Eh bien, je vous affirme qu’à l’endroit où elle se trouve, cette petite phrase des
faubourgs de la vie est plus conforme à je ne sais quel sourire auguste de notre
âme que la page la plus éloquente sur la beauté des soirs… Un poète n’est jugé
justement que par ceux qui l’entourent et par ceux qui le suivent. Et c’est
pourquoi je crois que l’œuvre de Laforgue, devant laquelle s’inclinent les meilleurs d’entre nous,
n’a pas à craindre de l’avenir…
Camille Mauclair
Je tends simplement à expliquer que Laforgue attribuait au vers un usage essentiellement spéculatif, subjectif et intime, et réservait à la prose une objectivité plus grande, une intervention plus visible de la composition et des qualités littéraires. Les Moralités légendaires sont un livre, et les Poèmes ne sont, par son vœu, que des confidences murmurées un peu haut. Il est probable que, dans une anthologie des poètes depuis 1885, des morceaux comme la Complainte des nostalgies préhistoriques, la Complainte de la Lune en province, celle du Pauvre Corps humain, celle de l’Oubli des morts, tels lieds de l’Imitation de Notre-Dame la Lune, ou la pièce ix des Derniers vers, apparaîtraient comme de passionnés et poignants chefs-d’œuvre pour porter avec un parfait honneur le nom de Jules Laforgue.
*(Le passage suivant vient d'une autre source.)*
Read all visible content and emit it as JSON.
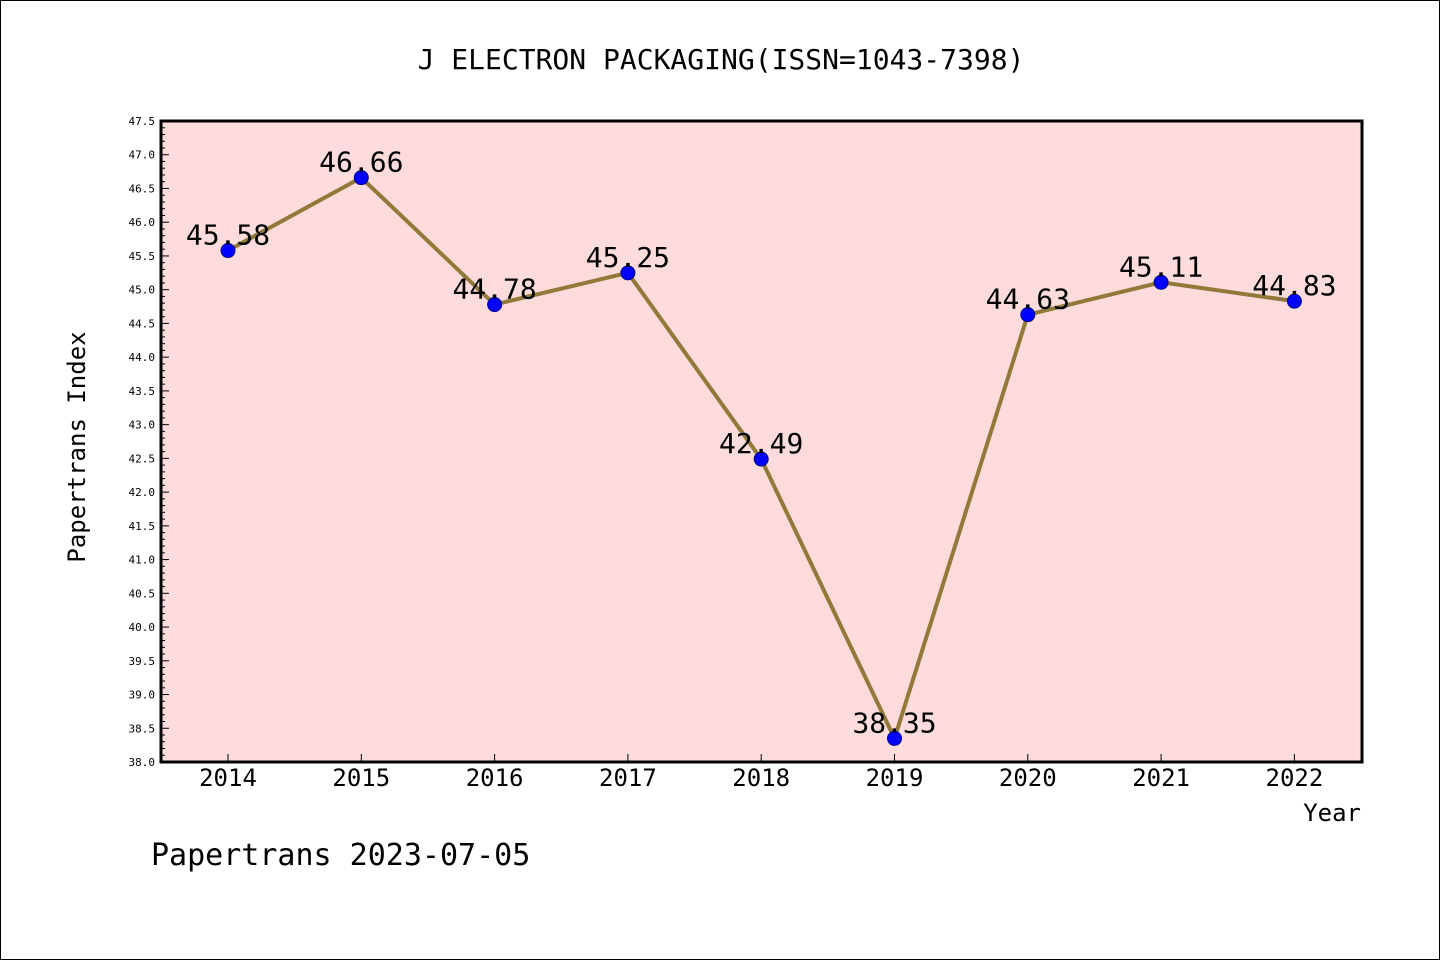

Mais partout, et dans les plus cursives piécettes, se révèlent les qualités qu’ils contiennent ; et je crois que le vrai souvenir à donner à ce volume premier serait d’en garder dans sa mémoire quelques strophes qui sont des commencements de poèmes infinis, des débuts de sensations immortelles.
Remy de Gourmont
De ses vers, beaucoup sont comme roussis par une glaciale affectation de naïveté,
parler d’enfant trop chéri, de petite fille trop écoutée, — mais digne aussi d’un
vrai besoin d’affection et d’une pure douceur de cœur, — adolescent de génie qui
eut voulu encore poser sur les genoux de sa mère son « front équatorial,
serre d’anomalies »
; mais beaucoup ont la beauté des topazes flambées,
la mélancolie des opales, la fraîcheur des pierres de lune, et telles pages… ont
la grâce triste, mais tout de même consolante, des aveux éternels.